A search of your business and its documents can be carried out if law enforcement officials have probable cause that a crime has been committed. In most cases, searches are conducted after officials obtain a warrant from a judge. Under certain circumstances, however, searches can be conducted without a warrant.

Search warrants are executed to find legal evidence in many types of cases, including tax fraud, health care fraud, environmental, banking and other “white collar” crimes. Warrants may also include, or be restricted to employees’ property, lockers, workstations or offices.

If, for any reason, law enforcement officials or federal agents do appear at your door with a warrant, you must comply or risk charges of obstruction of justice. Nevertheless, you do have certain rights.

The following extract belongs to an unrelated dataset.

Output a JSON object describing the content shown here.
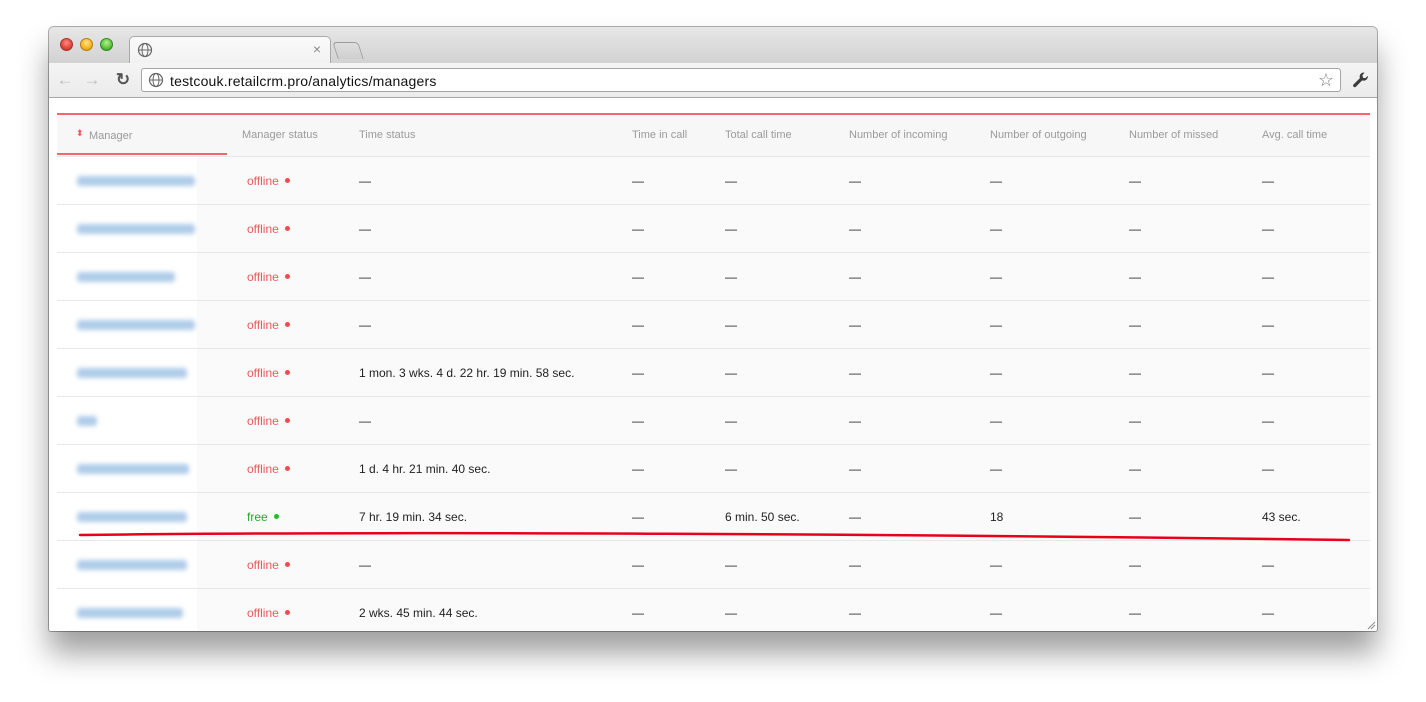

The Constitution And “Unreasonable” Searches

The Fourth Amendment to the Constitution limits the power of federal, state and local law enforcement officials to make searches and seize property. It defends rights against “unreasonable” searches and seizures. When is a search reasonable? In general, when:

  • The police have probable cause to believe they can find evidence of a crime and a judge issues a search warrant.
  • Circumstances justify the search without a warrant.

 

While this is a complicated area of law, in general, you can:

Review the warrant and supporting affidavits. Ask to make copies. Call your attorney. Fax the warrant and affidavits to your attorney, if possible.

Ask law enforcement officers or agents to wait while you consult with your attorney. (However, they may refuse.)

Escort agents to ensure that the search is confined to the areas and items included in the warrant. If the warrant describes materials relating only to specific contracts and the agent is attempting to search other files, make an objection. Don’t agree to allow the search to be expanded beyond the warrant.

Observe the search and take notes. Request an inventory of anything that is removed from the premises or make your own list and request that it be verified. Give copies of notes and the inventory to your attorney.

Remain silent. Be polite and businesslike but don’t volunteer information or answer questions. (However, don’t attempt to influence an employee’s decision to talk.)

If corporate managers or other employees agree to be interviewed, ask that the employees be informed of their rights and have access to legal counsel.

While the chances are small that your corporation will face a state or federal search and seizure, it may be a good idea to come up with a policy regarding any potential action. Five steps to consider:

1. Establish a management response team. Educate the team on warrants, their limits and how to respond.

2. Compile a list of emergency phone numbers, including your attorney’s, and give copies to receptionists, security and management.

3. Prepare a list of rights that can be given to staff members in the event of a search and include the phone numbers of your attorney.

4. Set up a policy regarding the length of time to keep records in order to comply with all relevant laws. Destroy any that exceed that period.

5. Keep off-site backups of computers records and update them regularly. Seizure of computer hardware and software is a routine investigative technique.